# what chain are you dirt jumpers using



## elnegro (May 2, 2009)

i'm in need of a good sturdy chain....tried one of those half links and broke it twice in about a 24 hour span moved on to a kmc bmx chain and it snapped last night,can anyone recommend a good chain..im tired of scooterin my bike home,thanks for the input


----------



## ServeEm (Jun 15, 2005)

What kind of riding are you doing?


----------



## UEDan (Apr 11, 2010)

He does trials over chain saws.

Its pretty weird that you're breaking so chains so quickly.
For now why don't you carry a mini chain tool and a few extra links with you?


----------



## sittingduck (Apr 26, 2005)

KMC 410H Don't get the regular 410, they are wimpy.

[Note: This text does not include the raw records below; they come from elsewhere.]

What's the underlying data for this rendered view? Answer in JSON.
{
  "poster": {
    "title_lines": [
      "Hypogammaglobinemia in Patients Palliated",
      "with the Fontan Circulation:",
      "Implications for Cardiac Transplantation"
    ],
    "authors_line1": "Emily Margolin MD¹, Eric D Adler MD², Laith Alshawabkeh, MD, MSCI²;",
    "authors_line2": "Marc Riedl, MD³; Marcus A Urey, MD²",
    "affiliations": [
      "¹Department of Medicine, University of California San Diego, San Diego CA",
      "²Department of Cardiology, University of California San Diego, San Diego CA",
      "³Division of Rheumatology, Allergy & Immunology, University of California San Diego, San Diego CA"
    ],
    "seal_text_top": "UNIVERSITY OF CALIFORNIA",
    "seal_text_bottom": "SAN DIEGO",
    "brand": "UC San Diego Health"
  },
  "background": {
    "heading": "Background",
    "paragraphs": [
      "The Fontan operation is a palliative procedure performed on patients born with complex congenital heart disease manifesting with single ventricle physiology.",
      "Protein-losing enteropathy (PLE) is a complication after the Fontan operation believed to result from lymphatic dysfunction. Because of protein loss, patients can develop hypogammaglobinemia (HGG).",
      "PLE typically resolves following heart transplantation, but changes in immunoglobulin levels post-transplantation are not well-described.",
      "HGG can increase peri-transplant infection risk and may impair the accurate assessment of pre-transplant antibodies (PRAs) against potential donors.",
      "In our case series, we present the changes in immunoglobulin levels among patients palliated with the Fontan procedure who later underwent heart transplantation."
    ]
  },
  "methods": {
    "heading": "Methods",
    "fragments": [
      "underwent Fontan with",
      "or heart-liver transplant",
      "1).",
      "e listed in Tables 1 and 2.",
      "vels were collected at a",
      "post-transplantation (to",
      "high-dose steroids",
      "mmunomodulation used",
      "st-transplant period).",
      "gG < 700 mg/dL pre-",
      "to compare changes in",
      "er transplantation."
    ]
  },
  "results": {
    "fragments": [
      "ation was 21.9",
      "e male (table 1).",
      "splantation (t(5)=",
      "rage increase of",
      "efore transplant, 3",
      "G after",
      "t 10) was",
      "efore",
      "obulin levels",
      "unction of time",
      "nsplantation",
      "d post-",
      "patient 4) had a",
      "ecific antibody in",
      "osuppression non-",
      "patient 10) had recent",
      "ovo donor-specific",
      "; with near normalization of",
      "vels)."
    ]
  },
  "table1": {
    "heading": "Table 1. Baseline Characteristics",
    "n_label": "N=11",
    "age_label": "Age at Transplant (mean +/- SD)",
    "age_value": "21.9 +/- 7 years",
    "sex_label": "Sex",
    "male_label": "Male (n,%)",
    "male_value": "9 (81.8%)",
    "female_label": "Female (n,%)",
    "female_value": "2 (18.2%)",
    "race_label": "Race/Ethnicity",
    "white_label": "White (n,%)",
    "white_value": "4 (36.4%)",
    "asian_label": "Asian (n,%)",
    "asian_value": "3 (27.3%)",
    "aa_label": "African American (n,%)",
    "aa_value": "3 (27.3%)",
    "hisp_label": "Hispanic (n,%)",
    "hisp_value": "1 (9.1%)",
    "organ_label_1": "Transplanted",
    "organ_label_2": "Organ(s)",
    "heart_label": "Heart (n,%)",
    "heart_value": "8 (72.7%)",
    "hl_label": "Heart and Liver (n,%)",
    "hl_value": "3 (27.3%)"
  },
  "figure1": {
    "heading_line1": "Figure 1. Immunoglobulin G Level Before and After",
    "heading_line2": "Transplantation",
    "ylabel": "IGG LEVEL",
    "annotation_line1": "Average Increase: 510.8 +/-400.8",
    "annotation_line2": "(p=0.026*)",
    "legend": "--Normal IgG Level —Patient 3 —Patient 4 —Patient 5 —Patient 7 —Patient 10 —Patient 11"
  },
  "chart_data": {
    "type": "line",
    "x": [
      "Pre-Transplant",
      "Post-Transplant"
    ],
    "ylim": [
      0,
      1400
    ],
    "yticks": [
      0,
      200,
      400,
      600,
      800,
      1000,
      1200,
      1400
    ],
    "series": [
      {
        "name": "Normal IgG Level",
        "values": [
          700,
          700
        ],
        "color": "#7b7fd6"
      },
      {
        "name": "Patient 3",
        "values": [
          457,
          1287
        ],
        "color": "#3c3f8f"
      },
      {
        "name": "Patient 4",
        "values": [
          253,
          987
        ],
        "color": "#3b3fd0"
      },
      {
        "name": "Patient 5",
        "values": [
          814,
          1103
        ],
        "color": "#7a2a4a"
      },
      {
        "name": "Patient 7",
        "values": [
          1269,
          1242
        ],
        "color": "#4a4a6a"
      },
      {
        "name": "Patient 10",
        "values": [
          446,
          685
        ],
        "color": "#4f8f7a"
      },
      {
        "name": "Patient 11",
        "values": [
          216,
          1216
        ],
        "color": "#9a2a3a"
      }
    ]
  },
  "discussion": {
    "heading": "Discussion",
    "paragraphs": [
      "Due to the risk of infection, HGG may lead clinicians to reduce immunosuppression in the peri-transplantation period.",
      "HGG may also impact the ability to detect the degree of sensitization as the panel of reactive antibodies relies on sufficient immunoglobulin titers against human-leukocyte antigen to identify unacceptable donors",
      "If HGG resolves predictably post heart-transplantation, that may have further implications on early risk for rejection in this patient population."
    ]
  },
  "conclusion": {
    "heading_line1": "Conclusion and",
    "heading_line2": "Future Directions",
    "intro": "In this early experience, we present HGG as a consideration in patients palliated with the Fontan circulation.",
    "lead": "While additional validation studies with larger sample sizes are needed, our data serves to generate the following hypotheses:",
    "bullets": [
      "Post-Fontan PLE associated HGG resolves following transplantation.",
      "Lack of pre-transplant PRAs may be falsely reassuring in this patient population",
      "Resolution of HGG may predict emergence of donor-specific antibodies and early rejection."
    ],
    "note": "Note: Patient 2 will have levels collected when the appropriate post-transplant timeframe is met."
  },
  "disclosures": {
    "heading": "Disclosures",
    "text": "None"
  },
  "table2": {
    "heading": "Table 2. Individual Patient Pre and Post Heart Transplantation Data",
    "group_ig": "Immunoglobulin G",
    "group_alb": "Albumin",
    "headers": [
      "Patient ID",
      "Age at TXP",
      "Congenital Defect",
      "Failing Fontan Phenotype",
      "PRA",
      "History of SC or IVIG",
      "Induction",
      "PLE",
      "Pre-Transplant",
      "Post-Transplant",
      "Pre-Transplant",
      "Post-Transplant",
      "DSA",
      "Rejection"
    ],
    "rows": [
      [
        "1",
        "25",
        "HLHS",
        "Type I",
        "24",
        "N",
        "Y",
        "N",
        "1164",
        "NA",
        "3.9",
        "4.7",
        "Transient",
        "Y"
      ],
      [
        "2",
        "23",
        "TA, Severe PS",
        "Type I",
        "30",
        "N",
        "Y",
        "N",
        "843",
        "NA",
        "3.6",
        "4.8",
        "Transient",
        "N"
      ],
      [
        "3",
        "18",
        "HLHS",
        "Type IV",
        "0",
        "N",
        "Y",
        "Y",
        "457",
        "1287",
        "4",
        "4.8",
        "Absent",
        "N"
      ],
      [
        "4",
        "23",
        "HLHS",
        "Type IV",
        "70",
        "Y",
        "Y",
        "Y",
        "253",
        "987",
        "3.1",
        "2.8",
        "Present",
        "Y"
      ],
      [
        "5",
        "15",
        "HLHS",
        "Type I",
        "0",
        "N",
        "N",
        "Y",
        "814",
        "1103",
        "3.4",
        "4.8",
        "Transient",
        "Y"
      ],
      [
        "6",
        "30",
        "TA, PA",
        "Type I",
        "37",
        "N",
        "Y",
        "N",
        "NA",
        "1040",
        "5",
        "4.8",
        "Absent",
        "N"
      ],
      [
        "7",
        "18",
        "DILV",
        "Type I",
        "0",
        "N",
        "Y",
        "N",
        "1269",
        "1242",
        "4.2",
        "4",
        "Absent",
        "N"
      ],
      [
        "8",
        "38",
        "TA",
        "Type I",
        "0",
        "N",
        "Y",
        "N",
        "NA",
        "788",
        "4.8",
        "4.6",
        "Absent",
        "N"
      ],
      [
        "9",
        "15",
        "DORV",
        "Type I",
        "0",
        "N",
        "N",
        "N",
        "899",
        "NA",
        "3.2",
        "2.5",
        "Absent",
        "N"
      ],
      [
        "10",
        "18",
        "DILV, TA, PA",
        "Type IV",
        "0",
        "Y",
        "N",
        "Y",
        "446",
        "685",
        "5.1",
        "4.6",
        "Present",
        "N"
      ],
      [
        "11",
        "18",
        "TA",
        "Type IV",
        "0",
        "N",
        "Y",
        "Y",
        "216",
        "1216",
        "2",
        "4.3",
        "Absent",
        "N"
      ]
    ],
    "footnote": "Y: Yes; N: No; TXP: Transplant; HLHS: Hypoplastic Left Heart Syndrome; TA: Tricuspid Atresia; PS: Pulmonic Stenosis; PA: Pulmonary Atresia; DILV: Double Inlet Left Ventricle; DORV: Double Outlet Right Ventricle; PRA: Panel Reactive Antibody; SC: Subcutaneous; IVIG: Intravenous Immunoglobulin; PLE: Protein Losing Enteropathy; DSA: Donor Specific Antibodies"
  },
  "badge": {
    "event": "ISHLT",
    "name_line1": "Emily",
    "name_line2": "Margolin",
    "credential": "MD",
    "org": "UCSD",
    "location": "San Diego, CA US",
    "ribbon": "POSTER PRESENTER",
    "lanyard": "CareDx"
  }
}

If you're REALLY hard on chains, get a wipperman.


----------



## ServeEm (Jun 15, 2005)

wippermans are bad ass but hella expensive.

But I'm curious to what type of riding he's doing cuz if he's grinding which is resulting in his chain breaks, going left side might help. 

I grind all the time on both sides, my left side grinds are clean with my right sides being sloppy. That resulted in my breaking chains all the time no matter how heavy duty I went. Finally my boy gave me a LHD rear wheel and haven't broke a chain since.


----------



## elnegro (May 2, 2009)

well the first time the chain broke i was taking off from a dead stop...the next 2 incidents i hadn't even put the hammer down was just tryin to get some momentum and snap,i just ride the streets bunny hops some pavement drops just shredding the urban terrain,i'm gonna look into some of your suggestions thanks alot for the input i'll let yall know what i decide again thank you


----------



## sittingduck (Apr 26, 2005)

The 410H is nice, because they are real cheap.... $10 at danscomp, so you can buy several at a time, and replace them often.


----------



## alexrex20 (Dec 20, 2005)

sram PC7X


----------



## Guest (Aug 21, 2010)

Are you installing the chains correctly? Is the chainline straight? I second the wipperman ig8 chain. I got one after breaking a chain and smashing my knee on the stem. Now, the chain eats through my drivetrain.


----------



## cmc4130 (Jan 30, 2008)

just put a BMX KHE half link hollow-pin chain on my new bike. 30-14 gear. by the way the KHE chain is short... might not be long enough if you run anything bigger than 30-14 on an MTB.


----------